The Dietary Guidelines for Americans, 2025–2030 represent a sharp and unmistakable pivot in federal nutrition policy—away from decades of ambiguity, industry compromise, and over-reliance on ultra-processed foods, and back toward something remarkably simple: real food.
Issued jointly by U.S. Department of Health and Human Services and U.S. Department of Agriculture, and signed by HHS Secretary Robert F. Kennedy Jr. and USDA Secretary Brooke L. Rollins, the Guidelines explicitly name the problem many clinicians and public health professionals have long understood: America’s chronic disease crisis is largely diet-driven—and policy-made.
Nearly 90% of U.S. healthcare spending now goes toward treating chronic disease. Obesity affects more than 70% of adults. Prediabetes is rising in adolescents. These are not abstract statistics; they show up daily in exam rooms, hospitals, classrooms, and families across the country. The Guidelines state plainly that this trajectory is not inevitable—it is the cumulative result of food systems that have prioritized convenience, shelf life, and profit over nourishment.
What is striking is not only what these Guidelines recommend—protein at every meal, full-fat dairy, vegetables and fruits in their whole form, healthy fats, fiber-rich whole grains—but what they openly reject: highly processed foods, refined carbohydrates, added sugars, artificial sweeteners, petroleum-based dyes, and the idea that prevention can be replaced by pharmaceuticals after the fact.
This document also breaks from long-standing federal caution around fat and cholesterol, acknowledges the importance of gut health and the microbiome, and restores common sense to childhood nutrition—emphasizing whole foods, full-fat dairy, and early exposure to diverse, nutrient-dense ingredients rather than engineered substitutes.
For healthcare leaders, policymakers, educators, insurers, and industry alike, these Guidelines are not merely nutritional advice. They are a challenge. They ask whether we are willing to align reimbursement, research, food access, and education with what we now openly acknowledge to be true. They ask whether we will continue to manage disease downstream—or finally invest upstream.

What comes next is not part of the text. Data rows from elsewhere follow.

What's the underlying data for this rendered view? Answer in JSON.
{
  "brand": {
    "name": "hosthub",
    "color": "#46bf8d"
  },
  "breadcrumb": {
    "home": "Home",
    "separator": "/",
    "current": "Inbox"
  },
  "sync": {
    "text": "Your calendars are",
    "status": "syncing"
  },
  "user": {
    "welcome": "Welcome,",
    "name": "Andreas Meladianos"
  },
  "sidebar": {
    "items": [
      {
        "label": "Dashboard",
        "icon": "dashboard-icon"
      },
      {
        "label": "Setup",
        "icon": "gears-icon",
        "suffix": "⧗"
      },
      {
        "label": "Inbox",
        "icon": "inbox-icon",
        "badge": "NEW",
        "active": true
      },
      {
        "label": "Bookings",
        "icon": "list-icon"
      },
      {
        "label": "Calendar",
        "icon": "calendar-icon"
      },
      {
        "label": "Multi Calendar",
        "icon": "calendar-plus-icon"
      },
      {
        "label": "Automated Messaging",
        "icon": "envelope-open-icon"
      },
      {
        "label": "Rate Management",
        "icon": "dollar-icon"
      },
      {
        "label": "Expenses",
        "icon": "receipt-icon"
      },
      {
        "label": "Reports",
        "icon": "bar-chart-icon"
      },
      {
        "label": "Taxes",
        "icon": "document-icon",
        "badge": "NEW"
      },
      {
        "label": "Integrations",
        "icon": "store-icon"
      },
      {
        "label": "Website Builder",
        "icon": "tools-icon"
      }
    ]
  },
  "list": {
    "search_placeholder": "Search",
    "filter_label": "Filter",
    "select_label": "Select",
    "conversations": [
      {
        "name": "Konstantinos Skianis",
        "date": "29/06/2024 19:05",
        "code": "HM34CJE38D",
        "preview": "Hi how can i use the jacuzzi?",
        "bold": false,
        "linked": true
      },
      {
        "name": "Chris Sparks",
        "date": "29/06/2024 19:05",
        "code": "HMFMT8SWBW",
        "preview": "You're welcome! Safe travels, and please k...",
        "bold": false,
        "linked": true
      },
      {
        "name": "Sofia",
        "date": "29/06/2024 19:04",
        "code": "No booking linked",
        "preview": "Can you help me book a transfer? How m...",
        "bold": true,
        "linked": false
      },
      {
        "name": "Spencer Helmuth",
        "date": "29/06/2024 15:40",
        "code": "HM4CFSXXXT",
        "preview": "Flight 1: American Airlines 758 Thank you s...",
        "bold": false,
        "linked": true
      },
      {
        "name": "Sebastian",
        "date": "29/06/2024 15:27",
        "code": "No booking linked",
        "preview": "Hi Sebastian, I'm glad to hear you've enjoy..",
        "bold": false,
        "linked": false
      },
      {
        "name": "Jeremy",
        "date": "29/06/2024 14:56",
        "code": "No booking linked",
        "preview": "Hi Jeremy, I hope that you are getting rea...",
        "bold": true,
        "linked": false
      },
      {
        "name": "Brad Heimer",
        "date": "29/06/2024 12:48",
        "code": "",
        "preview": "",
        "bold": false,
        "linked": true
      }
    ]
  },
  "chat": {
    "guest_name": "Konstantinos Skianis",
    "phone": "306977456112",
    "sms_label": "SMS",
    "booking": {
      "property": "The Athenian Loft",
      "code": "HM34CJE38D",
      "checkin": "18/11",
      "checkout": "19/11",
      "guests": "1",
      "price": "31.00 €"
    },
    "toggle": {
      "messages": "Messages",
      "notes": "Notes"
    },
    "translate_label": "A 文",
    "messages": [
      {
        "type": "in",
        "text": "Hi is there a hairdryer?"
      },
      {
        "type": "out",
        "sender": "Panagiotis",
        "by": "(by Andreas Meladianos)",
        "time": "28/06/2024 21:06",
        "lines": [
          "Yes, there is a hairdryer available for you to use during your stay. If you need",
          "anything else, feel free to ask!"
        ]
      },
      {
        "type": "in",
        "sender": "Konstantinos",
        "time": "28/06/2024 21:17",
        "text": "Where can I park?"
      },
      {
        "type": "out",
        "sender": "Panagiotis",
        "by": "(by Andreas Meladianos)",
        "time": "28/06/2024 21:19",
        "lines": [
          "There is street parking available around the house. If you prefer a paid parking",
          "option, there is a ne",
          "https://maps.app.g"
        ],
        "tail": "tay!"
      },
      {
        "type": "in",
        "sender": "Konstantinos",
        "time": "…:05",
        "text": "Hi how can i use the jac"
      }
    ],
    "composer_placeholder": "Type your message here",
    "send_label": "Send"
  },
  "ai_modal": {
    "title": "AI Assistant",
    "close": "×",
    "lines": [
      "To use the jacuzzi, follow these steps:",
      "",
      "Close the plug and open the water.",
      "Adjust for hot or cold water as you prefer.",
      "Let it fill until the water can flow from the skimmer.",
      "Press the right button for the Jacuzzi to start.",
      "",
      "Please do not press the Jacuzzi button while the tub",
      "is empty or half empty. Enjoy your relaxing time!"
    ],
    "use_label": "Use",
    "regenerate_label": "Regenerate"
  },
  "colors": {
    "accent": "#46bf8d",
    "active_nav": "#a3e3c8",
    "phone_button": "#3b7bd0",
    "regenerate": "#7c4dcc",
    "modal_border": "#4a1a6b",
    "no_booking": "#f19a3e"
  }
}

At US Healthcare Journals, we view this moment as consequential. Not because the ideas are radical—but because they are overdue. If taken seriously, these Guidelines could reshape how we think about prevention, affordability, workforce readiness, and long-term health in America.
America’s future health will not be determined in hospitals alone. It will be shaped by what we grow, what we subsidize, what we serve, and what we normalize on the plate.